Ulrich von Werdum (1 January 1632 – 20 March 1681) was a German traveler and diplomat. The author of the family chronicle "Series familiae Werdumanae" (1667) and books on the history of East Frisia.

==Biography==
Born on 1 January 1632 in the family castle of Edenserloog in Werdum, East Frisia.

He studied at the universities of Franeker (1652) and Heidelberg (1655). After the death of his parents, he became a co-owner of his parents' estate and set out on a journey.

In 1670–1672, he traveled to western Ukraine and Podillia as an agent of the French government, Abbé Pommier. Ulrich von Werdum's memoirs were published in German by J. Bernoulli in 1786–1788. In 1876, Ksawery Liske published this work in Polish.

Von Werdum gave descriptions of many cities and villages of Ukraine, provided interesting data on the historical geography of the Kholmshchyna region, Halychyna, and Podillia, on the diplomacy of John III Sobieski, and his relations with Hetman Petro Doroshenko and the Tatars during the autumn campaign of 1671. The memoirist emphasized the just nature of the national revolution of 1648–1676 led by Bohdan Khmelnytskyi. In his memoirs and diary, published in 1877 by K. Liske, Ulrich von Werdum also touched upon interfaith relations in Ukraine, characterizing the spiritual foundations of Catholicism and Orthodoxy.

In 1673–1679, together with his brother Alexander, he served under the Swedish Count Bengt Oxenstierna, who was president of the Swedish tribunal in Wismar.

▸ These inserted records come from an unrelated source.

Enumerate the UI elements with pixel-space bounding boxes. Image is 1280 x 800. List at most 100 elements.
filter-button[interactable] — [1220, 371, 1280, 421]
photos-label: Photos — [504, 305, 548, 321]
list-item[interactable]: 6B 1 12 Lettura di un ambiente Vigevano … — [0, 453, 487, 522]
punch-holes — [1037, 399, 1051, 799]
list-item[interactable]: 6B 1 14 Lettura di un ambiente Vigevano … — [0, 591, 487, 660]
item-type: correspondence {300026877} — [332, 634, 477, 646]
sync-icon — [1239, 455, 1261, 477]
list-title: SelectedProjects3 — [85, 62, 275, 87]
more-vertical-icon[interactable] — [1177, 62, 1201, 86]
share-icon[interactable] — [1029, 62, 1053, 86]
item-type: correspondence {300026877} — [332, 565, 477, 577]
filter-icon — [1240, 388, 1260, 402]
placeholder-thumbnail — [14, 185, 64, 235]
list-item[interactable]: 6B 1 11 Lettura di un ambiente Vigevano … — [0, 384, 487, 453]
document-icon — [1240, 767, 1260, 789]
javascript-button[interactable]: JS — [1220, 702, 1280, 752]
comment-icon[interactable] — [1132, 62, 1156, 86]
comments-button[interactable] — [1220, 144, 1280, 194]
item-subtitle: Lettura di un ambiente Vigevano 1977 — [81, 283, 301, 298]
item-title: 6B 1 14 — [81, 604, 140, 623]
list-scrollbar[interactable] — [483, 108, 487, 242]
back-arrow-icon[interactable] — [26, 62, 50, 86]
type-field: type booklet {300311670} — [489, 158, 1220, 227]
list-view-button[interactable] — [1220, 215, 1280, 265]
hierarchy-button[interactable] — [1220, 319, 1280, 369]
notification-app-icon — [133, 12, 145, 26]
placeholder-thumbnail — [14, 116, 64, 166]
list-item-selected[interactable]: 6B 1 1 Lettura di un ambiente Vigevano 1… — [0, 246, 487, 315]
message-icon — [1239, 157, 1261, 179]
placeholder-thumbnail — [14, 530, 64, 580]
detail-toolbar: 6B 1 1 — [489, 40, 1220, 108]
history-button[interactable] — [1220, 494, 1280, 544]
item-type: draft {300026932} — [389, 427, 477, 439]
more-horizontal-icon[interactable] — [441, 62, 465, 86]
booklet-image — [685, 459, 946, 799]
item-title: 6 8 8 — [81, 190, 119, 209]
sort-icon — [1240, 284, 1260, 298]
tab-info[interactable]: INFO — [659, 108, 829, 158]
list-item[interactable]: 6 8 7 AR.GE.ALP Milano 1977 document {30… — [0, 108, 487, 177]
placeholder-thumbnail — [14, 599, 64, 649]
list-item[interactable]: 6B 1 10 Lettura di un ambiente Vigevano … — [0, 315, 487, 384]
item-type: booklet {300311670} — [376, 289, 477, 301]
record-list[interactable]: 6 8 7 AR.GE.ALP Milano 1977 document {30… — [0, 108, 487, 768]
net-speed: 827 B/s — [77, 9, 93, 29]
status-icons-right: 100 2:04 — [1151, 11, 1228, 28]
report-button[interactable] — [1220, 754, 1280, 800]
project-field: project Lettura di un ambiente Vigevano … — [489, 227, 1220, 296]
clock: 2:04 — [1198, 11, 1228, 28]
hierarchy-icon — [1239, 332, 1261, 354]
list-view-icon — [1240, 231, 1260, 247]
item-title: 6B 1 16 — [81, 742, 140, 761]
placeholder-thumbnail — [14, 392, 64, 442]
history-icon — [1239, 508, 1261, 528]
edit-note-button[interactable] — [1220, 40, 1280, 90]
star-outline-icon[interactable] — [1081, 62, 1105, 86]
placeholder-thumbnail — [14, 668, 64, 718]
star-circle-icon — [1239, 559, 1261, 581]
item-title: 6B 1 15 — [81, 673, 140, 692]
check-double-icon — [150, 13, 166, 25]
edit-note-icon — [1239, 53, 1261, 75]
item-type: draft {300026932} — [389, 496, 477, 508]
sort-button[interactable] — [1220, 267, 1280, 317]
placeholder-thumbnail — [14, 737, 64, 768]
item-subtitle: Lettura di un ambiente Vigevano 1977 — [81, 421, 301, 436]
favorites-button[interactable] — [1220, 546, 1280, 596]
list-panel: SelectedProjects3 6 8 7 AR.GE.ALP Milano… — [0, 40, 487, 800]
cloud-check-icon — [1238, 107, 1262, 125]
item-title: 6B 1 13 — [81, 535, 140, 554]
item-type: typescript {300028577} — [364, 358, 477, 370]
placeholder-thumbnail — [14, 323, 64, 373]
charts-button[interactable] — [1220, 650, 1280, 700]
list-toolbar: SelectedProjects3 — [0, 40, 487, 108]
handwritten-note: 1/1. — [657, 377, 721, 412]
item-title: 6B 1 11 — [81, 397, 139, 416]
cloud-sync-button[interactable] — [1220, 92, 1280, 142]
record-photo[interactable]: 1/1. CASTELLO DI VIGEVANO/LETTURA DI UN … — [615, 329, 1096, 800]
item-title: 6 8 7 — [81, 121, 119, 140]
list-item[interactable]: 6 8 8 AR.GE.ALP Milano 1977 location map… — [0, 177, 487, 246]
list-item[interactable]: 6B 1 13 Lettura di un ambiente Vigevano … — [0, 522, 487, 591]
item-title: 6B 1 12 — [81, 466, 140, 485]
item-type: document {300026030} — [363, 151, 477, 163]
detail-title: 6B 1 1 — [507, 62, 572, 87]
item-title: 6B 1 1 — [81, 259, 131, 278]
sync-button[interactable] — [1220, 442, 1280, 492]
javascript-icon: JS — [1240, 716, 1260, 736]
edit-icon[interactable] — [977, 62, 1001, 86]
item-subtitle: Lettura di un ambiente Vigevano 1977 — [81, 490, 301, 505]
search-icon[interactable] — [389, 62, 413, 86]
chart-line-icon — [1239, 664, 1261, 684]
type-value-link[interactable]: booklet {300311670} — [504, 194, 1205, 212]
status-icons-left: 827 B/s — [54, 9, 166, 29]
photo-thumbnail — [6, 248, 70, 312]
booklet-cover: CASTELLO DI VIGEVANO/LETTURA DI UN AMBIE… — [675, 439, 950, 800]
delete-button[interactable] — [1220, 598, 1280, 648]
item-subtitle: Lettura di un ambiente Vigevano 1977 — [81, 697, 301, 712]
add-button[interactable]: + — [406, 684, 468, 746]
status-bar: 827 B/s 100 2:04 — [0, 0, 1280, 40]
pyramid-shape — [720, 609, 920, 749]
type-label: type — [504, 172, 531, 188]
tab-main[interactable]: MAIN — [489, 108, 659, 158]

In 1679, he entered the service of Princess Christine Charlotte of Württemberg of East Frisia, who appointed him her privy counselor and vice president of the House, a position he held for a short time, as he died on 20 March 1681 at his birthplace. He was buried in the local church in Werdum.

==Family==
His parents were Hero von Werdum and his wife Kathrina Elisabeth von Morrien.

==Sources==
- Johann Heinrich Tjaden, Das gelehrte Ost Friesland, Band 3, S. 77 f.
- Silke Cramer, Ulrich von Werdum, Das Reisejournal des Ulrich von Werdum (1670-1677), 1990, ISBN 3631420374
- Beiträge zur Spezialgeschichte Jeverlands
- Martin Stolzenau: Kritischer Zeitgenosse im Fürstendienst. In: Heimat am Meer, Beilage zur Wilhelmshavener Zeitung, Nr. 8/2021, vom 11. April 2021, S. 32.